Den ersten Preis in der Kategorie „Stiftung“ erhielt die Kirchengemeinde Leonberg. Unter der Schirmherrschaft des früheren Präsidenten des VfB Stuttgart, Erwin Staudt, und des Dirigenten Helmuth Rilling hat sie innerhalb von zwei Jahren ein Vermögen von 371.000 Euro für die Stiftung Stadtkirche Leonberg und Michaelskirche Eltingen gesammelt. Aus den Erträgen sowie aus verbrauchbaren Vermögensanteilen sollen Erhaltungsmaßnahmen beider Kirchen finanziert werden. 

Eine neue Orgel brauchte die Martinskirche in Langenau (Kirchenbezirk Ulm). Dank einer mehrjährigen Spendenkampagne mit Benefizaktionen und Pfeifenpatenschaften wurden 560.000 Euro gesammelt und die Orgel finanziert. Dafür wurde die Kirchengemeinde mit dem ersten Preis in der Kategorie „Gesamtkonzept“ gewürdigt. 

Im wahrsten Sinne des Wortes in aller Munde war das Benefiz-Kirchenbrot in Donnstetten-Westerheim (Kirchenbezirk Bad Urach-Münsingen).
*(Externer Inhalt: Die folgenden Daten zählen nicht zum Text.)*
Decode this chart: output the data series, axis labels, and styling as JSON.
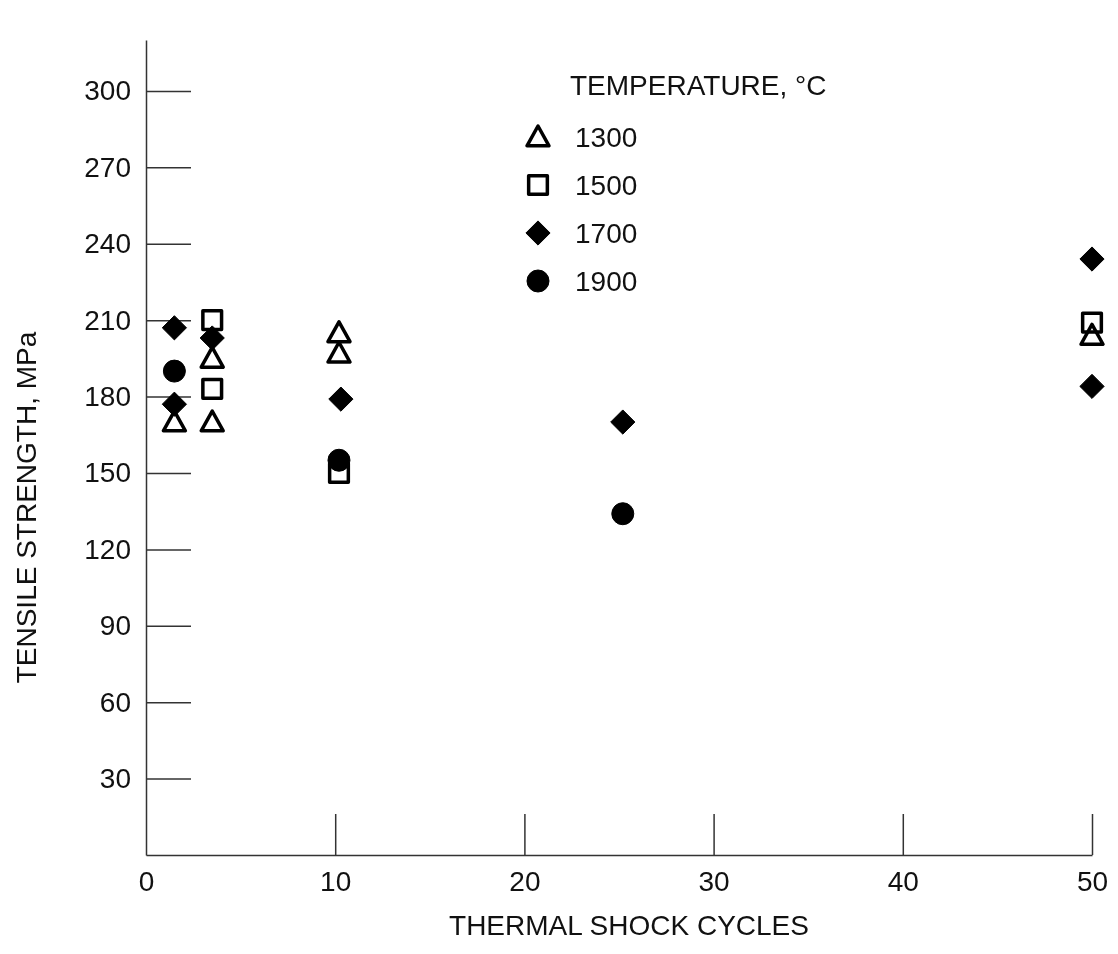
{
  "chart_data": {
    "type": "scatter",
    "xlabel": "THERMAL SHOCK CYCLES",
    "ylabel": "TENSILE STRENGTH, MPa",
    "legend_title": "TEMPERATURE, °C",
    "legend": "top right",
    "xlim": [
      0,
      50
    ],
    "ylim": [
      0,
      320
    ],
    "xticks": [
      0,
      10,
      20,
      30,
      40,
      50
    ],
    "yticks": [
      30,
      60,
      90,
      120,
      150,
      180,
      210,
      240,
      270,
      300
    ],
    "series": [
      {
        "name": "1300",
        "color": "#000000",
        "marker": "triangle",
        "x": [
          1.5,
          3.5,
          3.5,
          10.2,
          10.2,
          50
        ],
        "values": [
          170,
          195,
          170,
          205,
          197,
          204
        ]
      },
      {
        "name": "1500",
        "color": "#000000",
        "marker": "square",
        "x": [
          3.5,
          3.5,
          10.2,
          50
        ],
        "values": [
          210,
          183,
          150,
          209
        ]
      },
      {
        "name": "1700",
        "color": "#000000",
        "marker": "diamond",
        "x": [
          1.5,
          1.5,
          3.5,
          10.3,
          25.2,
          50,
          50
        ],
        "values": [
          207,
          177,
          203,
          179,
          170,
          234,
          184
        ]
      },
      {
        "name": "1900",
        "color": "#000000",
        "marker": "circle",
        "x": [
          1.5,
          10.2,
          25.2
        ],
        "values": [
          190,
          155,
          134
        ]
      }
    ]
  }
}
Das gemeinschaftliche Vorbereiten, Backen und Verkaufen zugunsten der Gemeindearbeit brachte den ersten Preis in der Kategorie „Einzelmaßnahme“.

Weitere Gewinner kamen aus Ehningen, Aichwald, Wildberg, Zainingen, Holzmaden und Ersingen. Den Anerkennungspreis erhielt die Evangelische Kirchengemeinde Herrenberg für ihr Projekt „Zuflucht in der Fremde“. Dabei hat die Gemeinde 120.000 Euro gesammelt, um eine Stelle zur Flüchtlingsbetreuung zu finanzieren.

Die Preisgelder stifteten der Versicherer im Raum der Kirchen, die Evangelische Bank, das Evangelische Gemeindeblatt für Württemberg, die Evangelisches Medienhaus GmbH, die Fundraising Akademie, die Deutsche Post, Feil Marketing Fundraising und die Stiftung der Landeskirche.